Seadrill is in the process of restructuring its heavy debt. In July, Seadrill reached an agreement with its banking group to extend the “long stop date” to September 12, 2017. The company also extended two credit facilities, which matured in August to mid-September. This extension provides Seadrill time to finalize negotiations and prepare for Chapter 11 filing. The company has also insulated its entities, Seadrill Partners (SDLP), CEMEX, and Archer from the risk of default caused by chapter 11 filing.
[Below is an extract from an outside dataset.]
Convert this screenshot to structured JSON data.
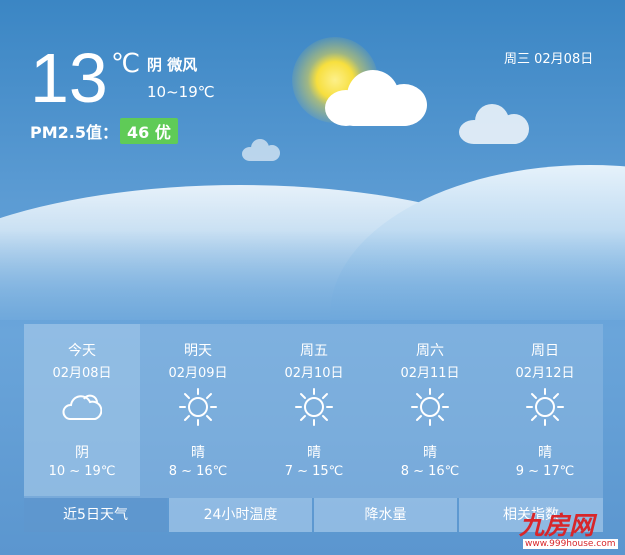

The company is negotiating with the company’s key stakeholders and prospective new money investors to finalize agreements, and if concluded, the company will raise $1 billion in new capital, five-year extensions to its bank facilities, deferral of amortization, and a conversion of bonds to equity. Seadrill expects that shareholders are likely to receive minimal recovery for their existing shares.
In the offshore drilling (XLE) industry downturn, which started in late 2014, Seadrill and Ocean Rig have been among the hardest-hit companies in the peer group, which also includes Diamond Offshore (DO), Noble Corporation (NE), Transocean (RIG), and Rowan Companies (RDC). Ocean Rig has already applied for restructuring under Chapter 11.